WideCharToMultiByte vs. DrawTextW? In tennis terms, 15-Love!

by Michael S. Kaplan, published on 2012/04/05 07:01 -04:00, original URI: http://blogs.msdn.com/b/michkap/archive/2012/04/05/10290985.aspx

Some long-time regular readers may recall when I blogged Cyrillic looks so spacy when viewed from some parts of East Asia.... from almost five years ago.

Here is the art I showed at the time:

See what happens with the "spacy" Cyrillic text? :-)

At the time, SDiZ commented:

I believe this is, indeed, a "feature".

In big5 encoding (at least in the big5 ETen-extension), Cyrillic scripts are full-width. To compatible with old system, Chinese fonts always comes with full width Cyrillic characters.

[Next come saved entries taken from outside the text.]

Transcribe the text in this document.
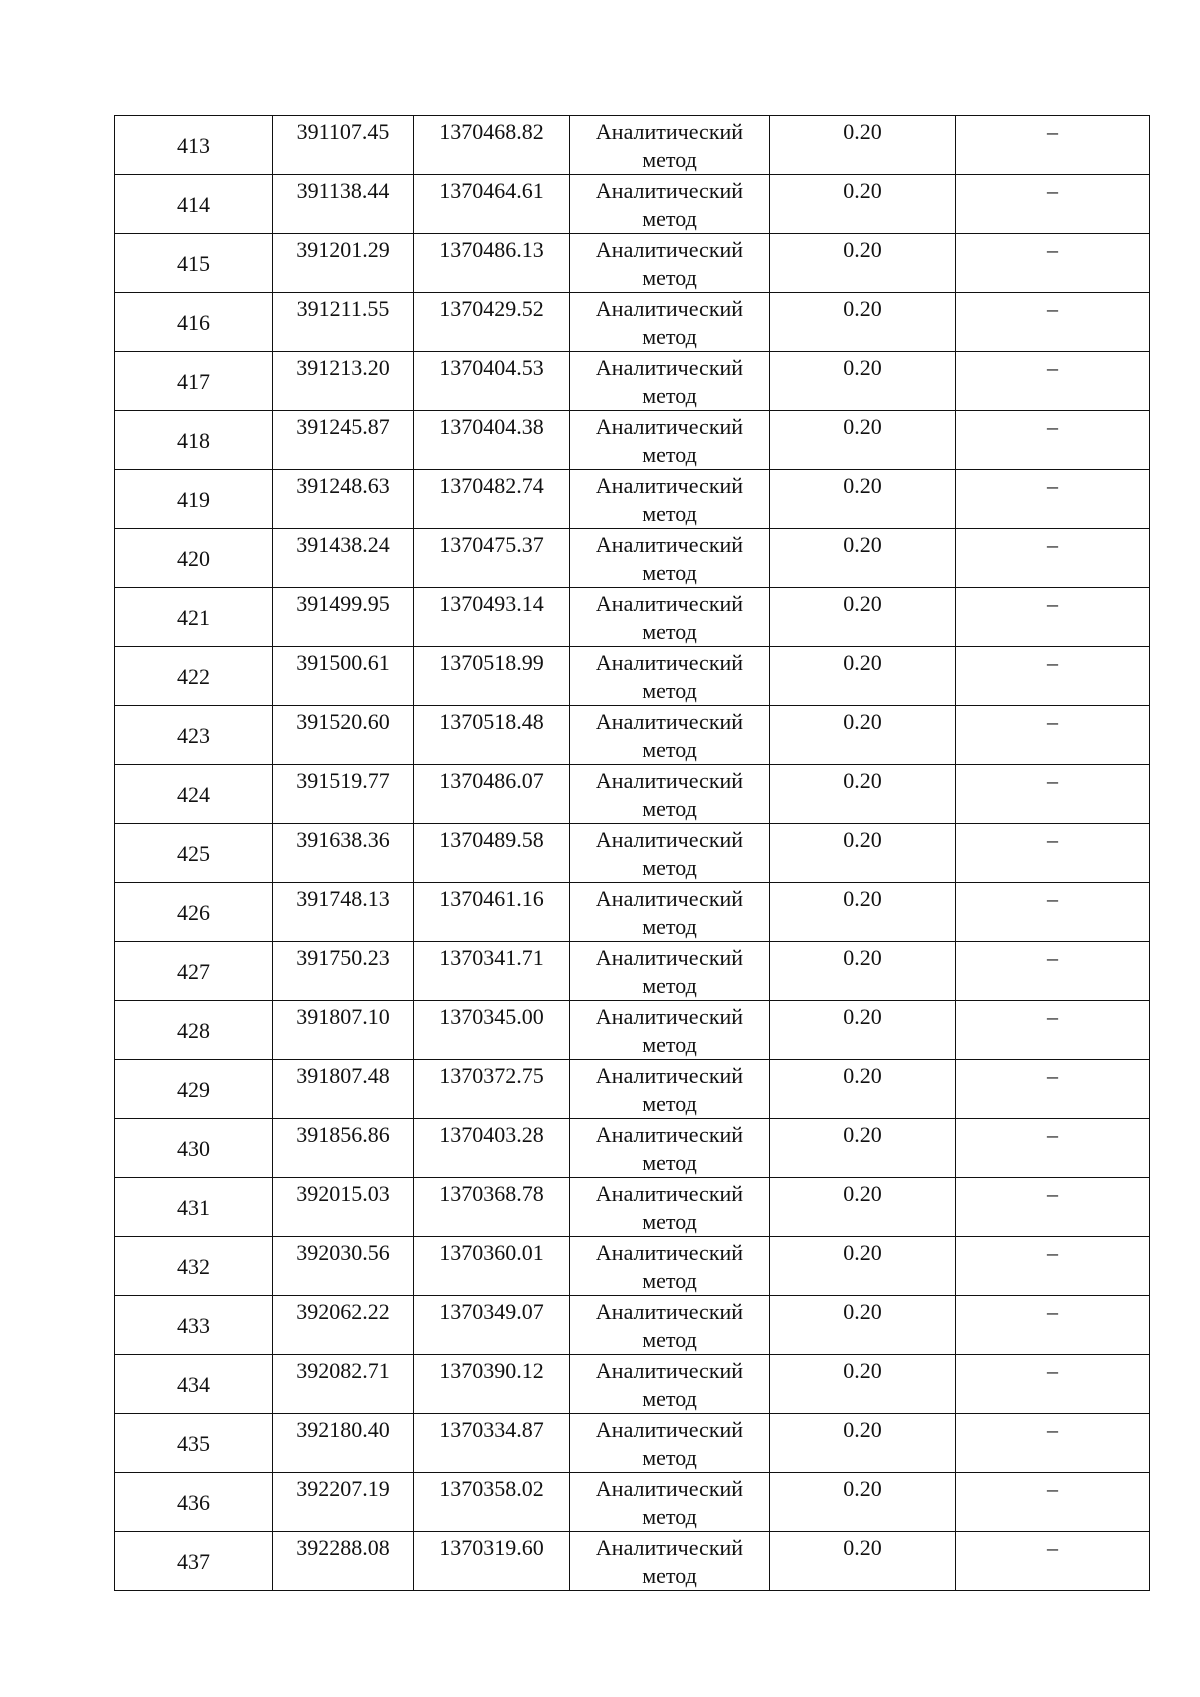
413	391107.45	1370468.82	Аналитический метод	0.20	–
414	391138.44	1370464.61	Аналитический метод	0.20	–
415	391201.29	1370486.13	Аналитический метод	0.20	–
416	391211.55	1370429.52	Аналитический метод	0.20	–
417	391213.20	1370404.53	Аналитический метод	0.20	–
418	391245.87	1370404.38	Аналитический метод	0.20	–
419	391248.63	1370482.74	Аналитический метод	0.20	–
420	391438.24	1370475.37	Аналитический метод	0.20	–
421	391499.95	1370493.14	Аналитический метод	0.20	–
422	391500.61	1370518.99	Аналитический метод	0.20	–
423	391520.60	1370518.48	Аналитический метод	0.20	–
424	391519.77	1370486.07	Аналитический метод	0.20	–
425	391638.36	1370489.58	Аналитический метод	0.20	–
426	391748.13	1370461.16	Аналитический метод	0.20	–
427	391750.23	1370341.71	Аналитический метод	0.20	–
428	391807.10	1370345.00	Аналитический метод	0.20	–
429	391807.48	1370372.75	Аналитический метод	0.20	–
430	391856.86	1370403.28	Аналитический метод	0.20	–
431	392015.03	1370368.78	Аналитический метод	0.20	–
432	392030.56	1370360.01	Аналитический метод	0.20	–
433	392062.22	1370349.07	Аналитический метод	0.20	–
434	392082.71	1370390.12	Аналитический метод	0.20	–
435	392180.40	1370334.87	Аналитический метод	0.20	–
436	392207.19	1370358.02	Аналитический метод	0.20	–
437	392288.08	1370319.60	Аналитический метод	0.20	–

Though it can't really be that simple, since in cases like both the one above and the similar case we were looking at today involving a Japanese default system locale and a Russian user UI language where line breaking was being done wrong, all of the text is 100% Unicode.

If you look at Microsoft's code pages:

Japanese Windows Code Page 932 has some Cyrillic in Lead Byte 0x84, and
Korean Windows Code Page 949 has some Cyrillic in Lead Byte 0xAC, and
Simplified Chinese Windows Code Page 936 has some Cyrillic in Lead Byte 0xA7.

But Traditional Chinese Windows Code Page 950 has no Cyrillic in it whatsoever!

So, it is not a mere code page issue. Or at least not for the reasons one might usually expect.

The various non-full-width CJK fonts don't give the Cyrillic characters full width visually.

Though that is just common sense -- if they did, then instead of "spacy" Cyrillic, you'd just get "fat" Cyrillic!

So that isn't it either.

And it isn't some kind of Uniscribe issue (which I'll be honest was my first guess!), either.

I found this out yesterday afternoon, when one of the Uniscribe developers took a look at the bug, and while debugging through it found the actual problem without seeing the root cause, which was actually right there:

Ok, debugged this. (Michael, you may want to take a look if this is expected in regards to WideCharToMultiByte behavior)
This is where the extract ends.